I didn't see or hear her cry. But her silence was full of tears.
7.9 Burton Hunter
Orene, my mother, reported that Burton shot himself, an undisputed suicide.
Burton's daughter, Mary Judy Hunter, born 14 January 1944 in Lewiston, Idaho, married James Ellis Kimble [Sherrill], born 8 February 1943 in Pomeroy, WA. They have three children as follows.
Shana Lisa Sherrill (Peschek), born 17 January 1970 in Ft. Lewis, WA.
Shalinee Marisa Sherrill (Hunter), born 25 October 1972 in Spokane, WA.
Gulliver Jimson Sherrill (Kimble), born 25 October 1978 in Olympia, WA.
7.923 Gulliver Sherrill's adventures in Japan
Gulliver came to Japan in the spring of 1999 for a year of study as a foreign student in the International Exchange Department of Ajia University (Ajia Daigaku 亜細亜大学) in Musashino city in Tokyo.

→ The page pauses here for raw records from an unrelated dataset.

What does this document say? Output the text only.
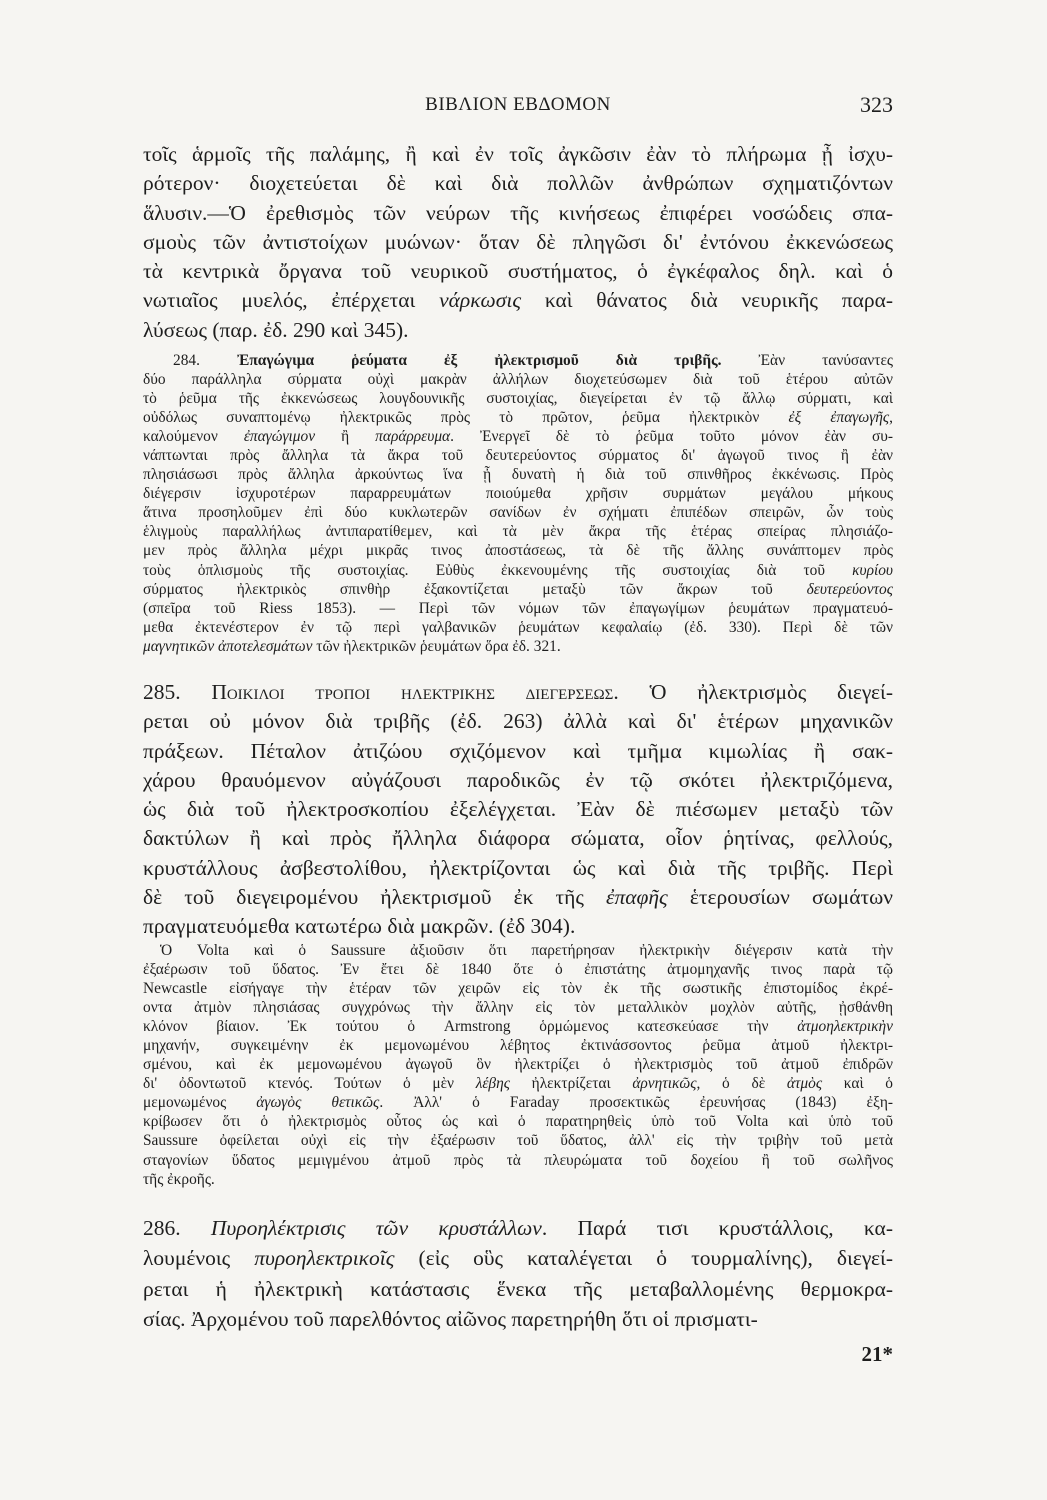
ΒΙΒΛΙΟΝ ΕΒΔΟΜΟΝ	323
τοῖς ἁρμοῖς τῆς παλάμης, ἢ καὶ ἐν τοῖς ἀγκῶσιν ἐὰν τὸ πλήρωμα ᾖ ἰσχυ-
ρότερον· διοχετεύεται δὲ καὶ διὰ πολλῶν ἀνθρώπων σχηματιζόντων
ἅλυσιν.—Ὁ ἐρεθισμὸς τῶν νεύρων τῆς κινήσεως ἐπιφέρει νοσώδεις σπα-
σμοὺς τῶν ἀντιστοίχων μυώνων· ὅταν δὲ πληγῶσι δι' ἐντόνου ἐκκενώσεως
τὰ κεντρικὰ ὄργανα τοῦ νευρικοῦ συστήματος, ὁ ἐγκέφαλος δηλ. καὶ ὁ
νωτιαῖος μυελός, ἐπέρχεται νάρκωσις καὶ θάνατος διὰ νευρικῆς παρα-
λύσεως (παρ. ἐδ. 290 καὶ 345).
284. Ἐπαγώγιμα ῥεύματα ἐξ ἠλεκτρισμοῦ διὰ τριβῆς. Ἐὰν τανύσαντες
δύο παράλληλα σύρματα οὐχὶ μακρὰν ἀλλήλων διοχετεύσωμεν διὰ τοῦ ἑτέρου αὐτῶν
τὸ ῥεῦμα τῆς ἐκκενώσεως λουγδουνικῆς συστοιχίας, διεγείρεται ἐν τῷ ἄλλῳ σύρματι, καὶ
οὐδόλως συναπτομένῳ ἠλεκτρικῶς πρὸς τὸ πρῶτον, ῥεῦμα ἠλεκτρικὸν ἐξ ἐπαγωγῆς,
καλούμενον ἐπαγώγιμον ἢ παράρρευμα. Ἐνεργεῖ δὲ τὸ ῥεῦμα τοῦτο μόνον ἐὰν συ-
νάπτωνται πρὸς ἄλληλα τὰ ἄκρα τοῦ δευτερεύοντος σύρματος δι' ἀγωγοῦ τινος ἢ ἐὰν
πλησιάσωσι πρὸς ἄλληλα ἀρκούντως ἵνα ᾖ δυνατὴ ἡ διὰ τοῦ σπινθῆρος ἐκκένωσις. Πρὸς
διέγερσιν ἰσχυροτέρων παραρρευμάτων ποιούμεθα χρῆσιν συρμάτων μεγάλου μήκους
ἅτινα προσηλοῦμεν ἐπὶ δύο κυκλωτερῶν σανίδων ἐν σχήματι ἐπιπέδων σπειρῶν, ὧν τοὺς
ἑλιγμοὺς παραλλήλως ἀντιπαρατίθεμεν, καὶ τὰ μὲν ἄκρα τῆς ἑτέρας σπείρας πλησιάζο-
μεν πρὸς ἄλληλα μέχρι μικρᾶς τινος ἀποστάσεως, τὰ δὲ τῆς ἄλλης συνάπτομεν πρὸς
τοὺς ὁπλισμοὺς τῆς συστοιχίας. Εὐθὺς ἐκκενουμένης τῆς συστοιχίας διὰ τοῦ κυρίου
σύρματος ἠλεκτρικὸς σπινθὴρ ἐξακοντίζεται μεταξὺ τῶν ἄκρων τοῦ δευτερεύοντος
(σπεῖρα τοῦ Riess 1853). — Περὶ τῶν νόμων τῶν ἐπαγωγίμων ῥευμάτων πραγματευό-
μεθα ἐκτενέστερον ἐν τῷ περὶ γαλβανικῶν ῥευμάτων κεφαλαίῳ (ἐδ. 330). Περὶ δὲ τῶν
μαγνητικῶν ἀποτελεσμάτων τῶν ἠλεκτρικῶν ῥευμάτων ὅρα ἐδ. 321.
285. Ποικιλοι τροποι ηλεκτρικης διεγερσεως. Ὁ ἠλεκτρισμὸς διεγεί-
ρεται οὐ μόνον διὰ τριβῆς (ἐδ. 263) ἀλλὰ καὶ δι' ἑτέρων μηχανικῶν
πράξεων. Πέταλον ἀτιζώου σχιζόμενον καὶ τμῆμα κιμωλίας ἢ σακ-
χάρου θραυόμενον αὐγάζουσι παροδικῶς ἐν τῷ σκότει ἠλεκτριζόμενα,
ὡς διὰ τοῦ ἠλεκτροσκοπίου ἐξελέγχεται. Ἐὰν δὲ πιέσωμεν μεταξὺ τῶν
δακτύλων ἢ καὶ πρὸς ἤλληλα διάφορα σώματα, οἷον ῥητίνας, φελλούς,
κρυστάλλους ἀσβεστολίθου, ἠλεκτρίζονται ὡς καὶ διὰ τῆς τριβῆς. Περὶ
δὲ τοῦ διεγειρομένου ἠλεκτρισμοῦ ἐκ τῆς ἐπαφῆς ἑτερουσίων σωμάτων
πραγματευόμεθα κατωτέρω διὰ μακρῶν. (ἐδ 304).
Ὁ Volta καὶ ὁ Saussure ἀξιοῦσιν ὅτι παρετήρησαν ἠλεκτρικὴν διέγερσιν κατὰ τὴν
ἐξαέρωσιν τοῦ ὕδατος. Ἐν ἔτει δὲ 1840 ὅτε ὁ ἐπιστάτης ἀτμομηχανῆς τινος παρὰ τῷ
Newcastle εἰσήγαγε τὴν ἑτέραν τῶν χειρῶν εἰς τὸν ἐκ τῆς σωστικῆς ἐπιστομίδος ἐκρέ-
οντα ἀτμὸν πλησιάσας συγχρόνως τὴν ἄλλην εἰς τὸν μεταλλικὸν μοχλὸν αὐτῆς, ᾐσθάνθη
κλόνον βίαιον. Ἐκ τούτου ὁ Armstrong ὁρμώμενος κατεσκεύασε τὴν ἀτμοηλεκτρικὴν
μηχανήν, συγκειμένην ἐκ μεμονωμένου λέβητος ἐκτινάσσοντος ῥεῦμα ἀτμοῦ ἠλεκτρι-
σμένου, καὶ ἐκ μεμονωμένου ἀγωγοῦ ὃν ἠλεκτρίζει ὁ ἠλεκτρισμὸς τοῦ ἀτμοῦ ἐπιδρῶν
δι' ὀδοντωτοῦ κτενός. Τούτων ὁ μὲν λέβης ἠλεκτρίζεται ἀρνητικῶς, ὁ δὲ ἀτμὸς καὶ ὁ
μεμονωμένος ἀγωγὸς θετικῶς. Ἀλλ' ὁ Faraday προσεκτικῶς ἐρευνήσας (1843) ἐξη-
κρίβωσεν ὅτι ὁ ἠλεκτρισμὸς οὗτος ὡς καὶ ὁ παρατηρηθεὶς ὑπὸ τοῦ Volta καὶ ὑπὸ τοῦ
Saussure ὀφείλεται οὐχὶ εἰς τὴν ἐξαέρωσιν τοῦ ὕδατος, ἀλλ' εἰς τὴν τριβὴν τοῦ μετὰ
σταγονίων ὕδατος μεμιγμένου ἀτμοῦ πρὸς τὰ πλευρώματα τοῦ δοχείου ἢ τοῦ σωλῆνος
τῆς ἐκροῆς.
286. Πυροηλέκτρισις τῶν κρυστάλλων. Παρά τισι κρυστάλλοις, κα-
λουμένοις πυροηλεκτρικοῖς (εἰς οὓς καταλέγεται ὁ τουρμαλίνης), διεγεί-
ρεται ἡ ἠλεκτρικὴ κατάστασις ἕνεκα τῆς μεταβαλλομένης θερμοκρα-
σίας. Ἀρχομένου τοῦ παρελθόντος αἰῶνος παρετηρήθη ὅτι οἱ πρισματι-
21*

I met him for the 1st time in 25 April.
On the 1st Sunday or possibly Monday of July, I got a call from a bilingual woman in office of the international department, reporting that Gulliver was in the hospital with a broken back. She asked me to mediate with Gulliver's parents, who also contacted me by email. She wanted me to visit him at the hospital with her, so I could directly observe his situation and talk with the doctor, then report my impressions to his parents, who would then decide whether they should come to Japan immediately or later.
I met the woman from the office on Tuesday, 6 July, and reported that Gulliver was wearing a plastic brace that encircled his entire trunk and virtually immobilized him. A CAT scan showed that he had a compound fracture of his 2nd lumbar vertebra. The prognosis was for a recovery that would take several weeks followed by several weeks of rehabilitation. His parents came, and I met them with the woman from the office on Sunday, 11 July 1999.

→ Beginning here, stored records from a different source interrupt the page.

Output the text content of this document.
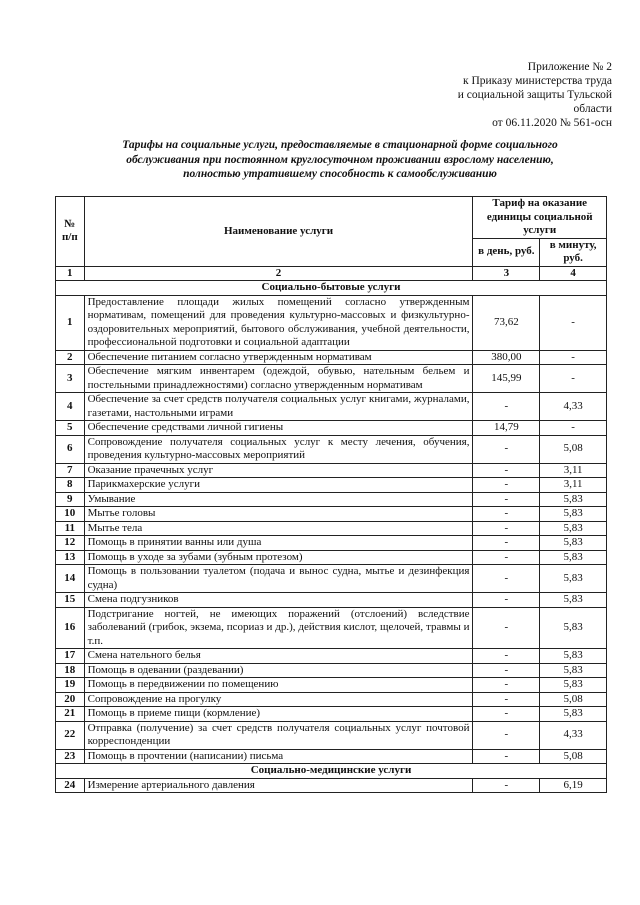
Приложение № 2
к Приказу министерства труда
и социальной защиты Тульской
области
от 06.11.2020 № 561-осн
Тарифы на социальные услуги, предоставляемые в стационарной форме социального
обслуживания при постоянном круглосуточном проживании взрослому населению,
полностью утратившему способность к самообслуживанию
№ п/п	Наименование услуги	Тариф на оказание единицы социальной услуги	
		в день, руб.	в минуту, руб.
1	2	3	4
Социально-бытовые услуги			
1	Предоставление площади жилых помещений согласно утвержденным нормативам, помещений для проведения культурно-массовых и физкультурно-оздоровительных мероприятий, бытового обслуживания, учебной деятельности, профессиональной подготовки и социальной адаптации	73,62	-
2	Обеспечение питанием согласно утвержденным нормативам	380,00	-
3	Обеспечение мягким инвентарем (одеждой, обувью, нательным бельем и постельными принадлежностями) согласно утвержденным нормативам	145,99	-
4	Обеспечение за счет средств получателя социальных услуг книгами, журналами, газетами, настольными играми	-	4,33
5	Обеспечение средствами личной гигиены	14,79	-
6	Сопровождение получателя социальных услуг к месту лечения, обучения, проведения культурно-массовых мероприятий	-	5,08
7	Оказание прачечных услуг	-	3,11
8	Парикмахерские услуги	-	3,11
9	Умывание	-	5,83
10	Мытье головы	-	5,83
11	Мытье тела	-	5,83
12	Помощь в принятии ванны или душа	-	5,83
13	Помощь в уходе за зубами (зубным протезом)	-	5,83
14	Помощь в пользовании туалетом (подача и вынос судна, мытье и дезинфекция судна)	-	5,83
15	Смена подгузников	-	5,83
16	Подстригание ногтей, не имеющих поражений (отслоений) вследствие заболеваний (грибок, экзема, псориаз и др.), действия кислот, щелочей, травмы и т.п.	-	5,83
17	Смена нательного белья	-	5,83
18	Помощь в одевании (раздевании)	-	5,83
19	Помощь в передвижении по помещению	-	5,83
20	Сопровождение на прогулку	-	5,08
21	Помощь в приеме пищи (кормление)	-	5,83
22	Отправка (получение) за счет средств получателя социальных услуг почтовой корреспонденции	-	4,33
23	Помощь в прочтении (написании) письма	-	5,08
Социально-медицинские услуги			
24	Измерение артериального давления	-	6,19
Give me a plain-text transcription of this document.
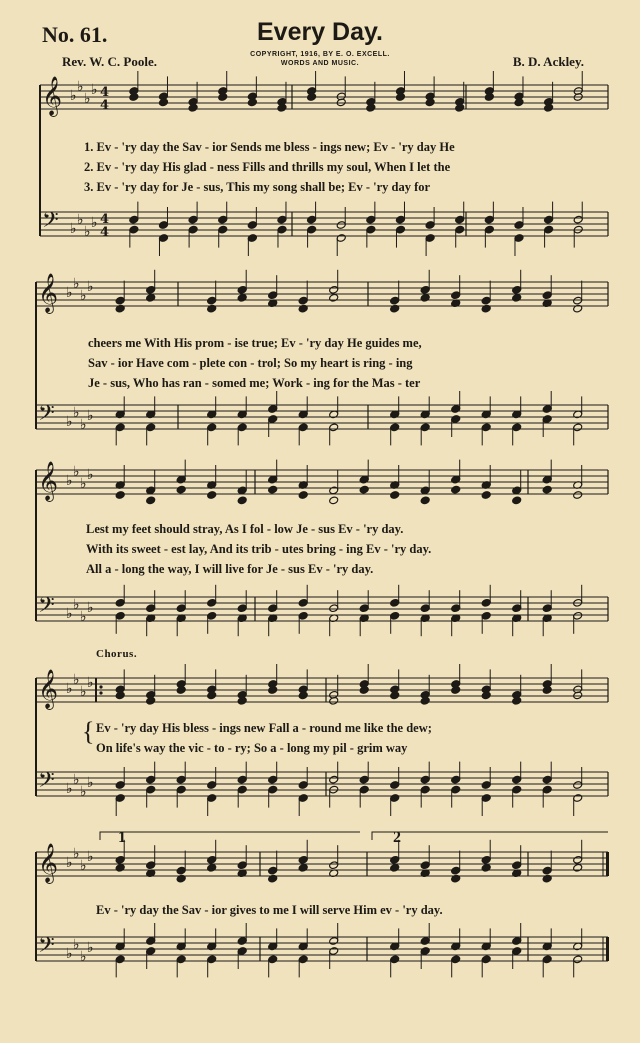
No. 61.	Every Day.
Rev. W. C. Poole.	B. D. Ackley.
COPYRIGHT, 1916, BY E. O. EXCELL.
WORDS AND MUSIC.
𝄞
𝄢
♭
♭
♭
♭
♭
♭
♭
♭
4
4
4
4
𝄞
𝄢
♭
♭
♭
♭
♭
♭
♭
♭
𝄞
𝄢
♭
♭
♭
♭
♭
♭
♭
♭
𝄞
𝄢
♭
♭
♭
♭
♭
♭
♭
♭
𝄞
𝄢
♭
♭
♭
♭
♭
♭
♭
♭
1. Ev - 'ry day the Sav - ior Sends me bless - ings new; Ev - 'ry day He
2. Ev - 'ry day His glad - ness Fills and thrills my soul, When I let the
3. Ev - 'ry day for Je - sus, This my song shall be; Ev - 'ry day for
cheers me With His prom - ise true; Ev - 'ry day He guides me,
Sav - ior Have com - plete con - trol; So my heart is ring - ing
Je - sus, Who has ran - somed me; Work - ing for the Mas - ter
Lest my feet should stray, As I fol - low Je - sus Ev - 'ry day.
With its sweet - est lay, And its trib - utes bring - ing Ev - 'ry day.
All a - long the way, I will live for Je - sus Ev - 'ry day.
Chorus.
{ Ev - 'ry day His bless - ings new Fall a - round me like the dew;
On life's way the vic - to - ry; So a - long my pil - grim way
1	2
Ev - 'ry day the Sav - ior gives to me I will serve Him ev - 'ry day.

Gulliver had fallen off the roof of his dorm while he and some dorm mates were partying and otherwise violating dorm and university rules. Luckily his fall was broken by an awning and he didn't suffer permanent injuries.
I met Gulliver and his girl friend, with and my children, in Shinjuku on Friday, 10 December, for dinner. The following evening he left Japan from Narita. After he returned to America, we exchanged a few emails, from which I learned that he and his girl friend had parted ways -- which did not surprise me. In time I lost touch with him and his family.
Since Gulliver's mother Judith was the daughter of my mother's uncle, Burton, Judith was my mother's 1st cousin, which made her my 1st cousin once removed. Hence Gulliver and I are 2nd cousins, and he and my children are 2nd cousins once removed.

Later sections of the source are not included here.